Why does a spark RDD behave differently depending on contents?-CodePudding

Based on this description of datasets and dataframes I wrote this very short test code which works.

import org.apache.spark.sql.functions._
val thing = Seq("Spark I am your father", "May the spark be with you", "Spark I am your father")
val wordsDataset = sc.parallelize(thing).toDS()

If that works... why does running this give me a

error: value toDS is not a member of org.apache.spark.rdd.RDD[org.apache.spark.sql.catalog.Table]

import org.apache.spark.sql.functions._
val sequence = spark.catalog.listDatabases().collect().flatMap(db =>
  spark.catalog.listTables(db.name).collect()).toSeq
val result = sc.parallelize(sequence).toDS()

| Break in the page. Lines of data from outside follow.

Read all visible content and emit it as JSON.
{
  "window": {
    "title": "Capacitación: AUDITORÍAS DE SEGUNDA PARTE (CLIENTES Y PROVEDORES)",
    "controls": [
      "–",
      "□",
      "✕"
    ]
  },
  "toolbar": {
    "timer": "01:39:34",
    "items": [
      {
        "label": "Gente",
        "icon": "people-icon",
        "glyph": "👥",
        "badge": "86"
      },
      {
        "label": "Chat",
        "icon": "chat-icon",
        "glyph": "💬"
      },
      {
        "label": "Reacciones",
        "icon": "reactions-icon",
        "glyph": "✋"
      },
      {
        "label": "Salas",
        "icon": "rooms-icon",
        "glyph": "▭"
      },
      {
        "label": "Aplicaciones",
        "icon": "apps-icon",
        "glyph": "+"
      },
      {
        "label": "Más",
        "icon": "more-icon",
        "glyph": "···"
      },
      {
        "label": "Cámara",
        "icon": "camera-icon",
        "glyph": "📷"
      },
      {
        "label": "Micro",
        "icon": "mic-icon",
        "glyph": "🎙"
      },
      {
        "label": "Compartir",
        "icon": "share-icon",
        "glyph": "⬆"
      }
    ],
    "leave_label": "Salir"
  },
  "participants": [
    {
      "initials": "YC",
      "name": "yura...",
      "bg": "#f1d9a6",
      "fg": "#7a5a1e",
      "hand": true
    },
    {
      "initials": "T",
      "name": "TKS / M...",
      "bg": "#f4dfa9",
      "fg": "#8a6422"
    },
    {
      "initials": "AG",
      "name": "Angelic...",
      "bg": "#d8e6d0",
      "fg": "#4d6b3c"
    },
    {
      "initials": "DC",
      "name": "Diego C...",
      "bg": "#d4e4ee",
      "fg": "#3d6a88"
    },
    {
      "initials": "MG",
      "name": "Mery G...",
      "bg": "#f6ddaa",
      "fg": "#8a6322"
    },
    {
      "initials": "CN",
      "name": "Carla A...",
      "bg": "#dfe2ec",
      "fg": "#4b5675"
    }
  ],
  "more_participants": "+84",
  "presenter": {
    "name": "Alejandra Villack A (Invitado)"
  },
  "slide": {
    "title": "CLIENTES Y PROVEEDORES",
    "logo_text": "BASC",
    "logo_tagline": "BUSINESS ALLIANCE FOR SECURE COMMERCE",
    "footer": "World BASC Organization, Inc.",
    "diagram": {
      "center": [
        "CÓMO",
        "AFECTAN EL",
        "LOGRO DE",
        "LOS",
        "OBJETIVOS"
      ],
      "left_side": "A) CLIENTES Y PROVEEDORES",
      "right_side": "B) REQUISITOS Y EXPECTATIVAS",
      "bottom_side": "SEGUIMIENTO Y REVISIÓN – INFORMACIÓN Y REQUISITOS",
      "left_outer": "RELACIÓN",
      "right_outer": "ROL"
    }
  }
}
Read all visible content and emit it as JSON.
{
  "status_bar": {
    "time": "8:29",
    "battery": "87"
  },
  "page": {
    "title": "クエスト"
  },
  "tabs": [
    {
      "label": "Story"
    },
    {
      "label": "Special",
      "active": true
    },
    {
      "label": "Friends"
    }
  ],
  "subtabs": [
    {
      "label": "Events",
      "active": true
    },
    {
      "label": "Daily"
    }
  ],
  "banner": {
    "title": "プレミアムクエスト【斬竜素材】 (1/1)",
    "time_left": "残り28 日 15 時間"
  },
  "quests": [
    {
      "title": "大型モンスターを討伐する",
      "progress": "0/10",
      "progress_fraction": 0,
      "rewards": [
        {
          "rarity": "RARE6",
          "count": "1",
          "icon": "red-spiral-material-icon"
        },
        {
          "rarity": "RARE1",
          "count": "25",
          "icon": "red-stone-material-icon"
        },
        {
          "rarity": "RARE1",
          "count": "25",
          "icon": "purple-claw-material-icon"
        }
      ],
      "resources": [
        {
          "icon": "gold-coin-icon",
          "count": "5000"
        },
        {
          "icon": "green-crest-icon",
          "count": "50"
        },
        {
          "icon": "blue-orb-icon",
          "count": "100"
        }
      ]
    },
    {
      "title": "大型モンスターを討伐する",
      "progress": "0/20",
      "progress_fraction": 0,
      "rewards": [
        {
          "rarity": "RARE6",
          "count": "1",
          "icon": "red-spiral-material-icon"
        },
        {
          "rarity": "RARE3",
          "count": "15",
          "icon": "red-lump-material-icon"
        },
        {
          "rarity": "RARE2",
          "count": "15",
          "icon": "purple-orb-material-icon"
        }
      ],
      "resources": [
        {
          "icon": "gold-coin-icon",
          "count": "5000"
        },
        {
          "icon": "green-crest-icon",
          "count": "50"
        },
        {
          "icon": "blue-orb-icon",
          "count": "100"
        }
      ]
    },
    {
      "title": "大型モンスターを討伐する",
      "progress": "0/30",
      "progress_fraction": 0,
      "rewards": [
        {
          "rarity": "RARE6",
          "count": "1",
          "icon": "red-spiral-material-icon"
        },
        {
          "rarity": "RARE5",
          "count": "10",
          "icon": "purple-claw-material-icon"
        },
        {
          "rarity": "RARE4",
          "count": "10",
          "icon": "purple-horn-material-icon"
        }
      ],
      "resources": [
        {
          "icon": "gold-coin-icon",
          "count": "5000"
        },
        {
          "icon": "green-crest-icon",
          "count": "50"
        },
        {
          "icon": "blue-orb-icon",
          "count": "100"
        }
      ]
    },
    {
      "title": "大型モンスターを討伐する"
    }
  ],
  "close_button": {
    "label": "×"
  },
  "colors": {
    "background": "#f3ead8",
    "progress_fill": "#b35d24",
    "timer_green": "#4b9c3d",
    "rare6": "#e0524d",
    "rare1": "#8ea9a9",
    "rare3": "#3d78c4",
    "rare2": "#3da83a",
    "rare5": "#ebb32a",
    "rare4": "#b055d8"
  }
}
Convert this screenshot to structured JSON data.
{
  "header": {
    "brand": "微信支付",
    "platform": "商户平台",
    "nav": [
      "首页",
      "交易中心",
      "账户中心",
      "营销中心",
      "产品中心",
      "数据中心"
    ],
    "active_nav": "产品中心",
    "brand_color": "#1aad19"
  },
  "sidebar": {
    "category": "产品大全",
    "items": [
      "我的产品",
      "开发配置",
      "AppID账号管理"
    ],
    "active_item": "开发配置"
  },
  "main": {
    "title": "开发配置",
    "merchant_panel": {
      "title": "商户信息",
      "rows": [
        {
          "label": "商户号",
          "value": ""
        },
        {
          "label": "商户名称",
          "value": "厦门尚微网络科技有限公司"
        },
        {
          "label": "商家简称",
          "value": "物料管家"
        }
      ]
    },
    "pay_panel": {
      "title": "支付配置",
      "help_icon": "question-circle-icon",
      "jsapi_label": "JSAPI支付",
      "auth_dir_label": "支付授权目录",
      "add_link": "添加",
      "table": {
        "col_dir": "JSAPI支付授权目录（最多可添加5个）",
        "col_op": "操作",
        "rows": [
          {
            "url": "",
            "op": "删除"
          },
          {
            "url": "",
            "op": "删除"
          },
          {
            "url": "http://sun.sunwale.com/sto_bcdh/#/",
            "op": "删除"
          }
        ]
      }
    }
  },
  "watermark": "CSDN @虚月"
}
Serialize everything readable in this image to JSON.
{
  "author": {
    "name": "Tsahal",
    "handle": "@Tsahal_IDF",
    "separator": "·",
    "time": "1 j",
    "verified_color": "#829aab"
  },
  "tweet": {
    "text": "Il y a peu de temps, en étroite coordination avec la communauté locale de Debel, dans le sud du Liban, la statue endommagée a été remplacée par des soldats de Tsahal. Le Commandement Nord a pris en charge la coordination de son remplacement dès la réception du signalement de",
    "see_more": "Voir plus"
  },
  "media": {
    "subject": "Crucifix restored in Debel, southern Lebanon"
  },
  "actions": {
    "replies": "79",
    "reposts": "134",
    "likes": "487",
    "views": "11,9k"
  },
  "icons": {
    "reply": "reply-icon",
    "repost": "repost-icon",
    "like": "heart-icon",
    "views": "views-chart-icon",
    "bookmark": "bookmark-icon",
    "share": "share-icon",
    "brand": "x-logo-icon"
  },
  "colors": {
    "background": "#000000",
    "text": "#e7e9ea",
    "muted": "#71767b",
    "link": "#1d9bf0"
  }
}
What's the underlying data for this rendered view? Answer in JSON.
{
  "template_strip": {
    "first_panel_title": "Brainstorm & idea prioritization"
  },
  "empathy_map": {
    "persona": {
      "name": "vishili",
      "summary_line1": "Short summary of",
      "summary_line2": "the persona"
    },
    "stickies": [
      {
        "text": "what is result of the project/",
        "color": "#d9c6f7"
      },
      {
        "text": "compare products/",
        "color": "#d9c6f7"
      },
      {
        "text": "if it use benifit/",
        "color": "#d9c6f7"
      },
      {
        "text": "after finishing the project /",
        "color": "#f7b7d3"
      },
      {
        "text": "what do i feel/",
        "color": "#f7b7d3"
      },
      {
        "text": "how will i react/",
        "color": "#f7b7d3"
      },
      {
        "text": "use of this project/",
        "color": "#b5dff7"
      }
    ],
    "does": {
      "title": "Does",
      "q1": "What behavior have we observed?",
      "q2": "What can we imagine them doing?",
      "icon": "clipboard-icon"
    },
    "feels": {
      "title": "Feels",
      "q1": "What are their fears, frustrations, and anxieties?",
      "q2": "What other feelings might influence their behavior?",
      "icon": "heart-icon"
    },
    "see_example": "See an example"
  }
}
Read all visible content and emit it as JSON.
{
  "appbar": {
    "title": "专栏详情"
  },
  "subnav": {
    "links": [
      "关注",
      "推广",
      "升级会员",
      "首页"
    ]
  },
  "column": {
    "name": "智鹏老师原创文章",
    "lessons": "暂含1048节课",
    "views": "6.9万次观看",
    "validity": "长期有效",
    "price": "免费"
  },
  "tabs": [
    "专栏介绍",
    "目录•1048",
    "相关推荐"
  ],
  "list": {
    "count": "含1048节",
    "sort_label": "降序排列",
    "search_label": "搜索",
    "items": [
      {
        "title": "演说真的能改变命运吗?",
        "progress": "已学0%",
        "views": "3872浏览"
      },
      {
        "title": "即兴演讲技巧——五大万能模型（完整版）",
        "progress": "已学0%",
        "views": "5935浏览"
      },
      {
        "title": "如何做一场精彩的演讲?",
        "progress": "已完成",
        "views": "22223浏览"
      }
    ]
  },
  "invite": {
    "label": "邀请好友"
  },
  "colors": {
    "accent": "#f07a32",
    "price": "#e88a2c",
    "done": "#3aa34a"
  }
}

CodePudding user response：

toDS() is not a member of RRD[T]. Welcome to the bizarre world of Scala implicits where nothing is what it seems to be.

toDS() is a member of DatasetHolder[T]. In SparkSession, there is an object called implicits. When brought in scope with an expression like import sc.implicits._, an implicit method called rddToDatasetHolder becomes available for resolution:

implicit def rddToDatasetHolder[T](rdd: RDD[T])(implicit arg0: Encoder[T]): DatasetHolder[T]

When you call rdd.toDS(), the compiler first searches the RDD class and all of its superclasses for a method called toDS(). It doesn't find one so what it does is start searching all the compatible implicits in scope. While doing so, it finds the rddToDatasetHolder method which accepts an RDD instance and returns an object of a type which does have a toDS() method. Basically, the compiler rewrites:

sc.parallelize(sequence).toDS()

into

SparkSession.implicits.rddToDatasetHolder(sc.parallelize(sequence)).toDS()

Now, if you look at rddToDatasetHolder itself, it has two argument lists:

(rdd: RDD[T])
(implicit arg0: Encoder[T])

Implicit arguments in Scala are optional and if you do not supply the argument explicitly, the compiler searches the scope for implicits that match the required argument type and passes whatever object it finds or can construct. In this particular case, it looks for an instance of the Encoder[T] type. There are many predefined encoders for the standard Scala types, but for most complex custom types no predefined encoders exist.

So, in short: The existence of a predefined Encoder[String] makes it possible to call toDS() on an instance of RDD[String], but the absence of a predefined Encoder[org.apache.spark.sql.catalog.Table] makes it impossible to call toDS() on an instance of RDD[org.apache.spark.sql.catalog.Table].

By the way, SparkSession.implicits contains the implicit class StringToColumn which has a $ method. This is how the $"foo" expression gets converted to a Column instance for column foo.

Resolving all the implicit arguments and implicit transformations is why compiling Scala code is so dang slow.